The raging years of the Great Patriotic War didn't pass our city, leading to devastation, human death, sorrow and sadness. Everything, that was achieved, was voided by the war. The invaders occupied the territory of the city for two years, from September 12, 1941 to September 13, 1943,.
During the occupation, the Nazis destroyed a number of important sites in the village of Stalinka (Chervonozavodskoye), including: the main building of the sugar plant, a railway station, many residential buildings, a steam room, a club and a dining room. Fascists were unable to adjust production at enterprises. There was no raw material, no fuel, there was no desire to work for the Germans, although it was necessary to live.
During the occupation, a significant part of the valuable equipment of the sugar plant was evacuated to Germany. The invaders had increased interest to the plant "TsS". According to eyewitnesses, it was a barometer of the position of the invaders on the fronts of the Great Patriotic War. As soon as our troops broke through the front in some area, the "economic advisers" of the invaders quickened the pace of dismantling and packaging in equipment boxes of the plant "TsS No. 1" for export to Germany. The plant was completely destroyed by the autumn of 1943.
Retarding, the fascists started to destroy enterprises methodically. Everything they could not take out - they burned, and what was not burned, they undermined. People were in trouble with pain in their hearts. It seemed that everything died at one time - the plants that they built, worked on, were going to work, and continued to work. There were chests of ruins, destroyed equipment, hanging reinforced concrete beams on the naked armature, and again ruins. Only 37-meter main building of the alcohol plant was raised over the ruins.

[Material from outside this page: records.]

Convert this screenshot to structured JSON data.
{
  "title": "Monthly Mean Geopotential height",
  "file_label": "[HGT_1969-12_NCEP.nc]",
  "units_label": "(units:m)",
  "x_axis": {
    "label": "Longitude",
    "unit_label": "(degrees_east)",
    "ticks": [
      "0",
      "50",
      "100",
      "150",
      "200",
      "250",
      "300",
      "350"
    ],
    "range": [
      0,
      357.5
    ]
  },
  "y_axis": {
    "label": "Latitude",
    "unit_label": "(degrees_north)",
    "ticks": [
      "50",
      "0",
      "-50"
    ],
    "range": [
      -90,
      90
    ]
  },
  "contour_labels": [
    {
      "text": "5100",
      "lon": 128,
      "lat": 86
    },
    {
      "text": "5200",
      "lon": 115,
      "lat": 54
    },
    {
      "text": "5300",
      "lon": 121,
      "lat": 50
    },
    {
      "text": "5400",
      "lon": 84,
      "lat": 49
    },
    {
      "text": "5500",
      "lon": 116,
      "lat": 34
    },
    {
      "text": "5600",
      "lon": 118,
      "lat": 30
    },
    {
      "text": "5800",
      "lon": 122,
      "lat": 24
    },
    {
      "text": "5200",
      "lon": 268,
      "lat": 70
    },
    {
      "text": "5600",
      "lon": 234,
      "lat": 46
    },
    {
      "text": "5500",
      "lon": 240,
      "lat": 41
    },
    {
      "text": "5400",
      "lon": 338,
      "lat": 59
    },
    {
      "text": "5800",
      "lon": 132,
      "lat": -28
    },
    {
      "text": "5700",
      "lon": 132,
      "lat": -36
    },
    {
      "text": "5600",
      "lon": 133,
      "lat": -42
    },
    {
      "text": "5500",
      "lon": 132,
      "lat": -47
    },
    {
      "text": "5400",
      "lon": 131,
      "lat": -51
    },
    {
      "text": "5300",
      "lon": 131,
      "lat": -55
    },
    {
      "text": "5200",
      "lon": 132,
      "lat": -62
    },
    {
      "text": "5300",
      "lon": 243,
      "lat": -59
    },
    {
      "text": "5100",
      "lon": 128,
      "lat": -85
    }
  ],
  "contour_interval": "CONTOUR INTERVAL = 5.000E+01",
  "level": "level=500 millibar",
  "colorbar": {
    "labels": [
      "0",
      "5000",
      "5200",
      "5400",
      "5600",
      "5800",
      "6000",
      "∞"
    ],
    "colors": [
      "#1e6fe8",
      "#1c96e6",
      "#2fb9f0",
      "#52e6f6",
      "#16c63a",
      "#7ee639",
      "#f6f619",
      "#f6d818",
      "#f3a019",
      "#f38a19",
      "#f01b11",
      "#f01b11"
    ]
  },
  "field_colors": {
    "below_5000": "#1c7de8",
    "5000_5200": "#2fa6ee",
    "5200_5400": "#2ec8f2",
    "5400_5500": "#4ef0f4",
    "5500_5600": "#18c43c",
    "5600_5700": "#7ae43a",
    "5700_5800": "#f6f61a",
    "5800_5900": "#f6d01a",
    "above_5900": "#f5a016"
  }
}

The most explosive was laid under its central column, but it sustained. People survived.
It was a very difficult time of the reconstruction of plants and the whole village. All of this was mainly based on women's and children's shoulders. Being a caring hosts, the winners gathered everything that could be useful for the development of the village, and first of all its plants. Before the end of the war, most of them had already given their products. In 1943-1945, in fact, the sugar plant had to be built again. The team coped with this task, as evidenced by the Order of Lenin, which was awarded in 1967 to Lohvytskyi sugar-makers. By the way, this is the only time in the history of the sugar industry of the Soviet times.
On March 28, 1977, the Decree of the Presidium of the Supreme Soviet of the Ukrainian SSR classified the village of Chervonozavodske to the category of towns of regional subordination.
In 1986, the village of Brysi (founded in the XVII century as a Cossack settlement) was attached to the city of Chervonozavodske by a decree of the Presidium of the Verkhovna Rada of Ukraine.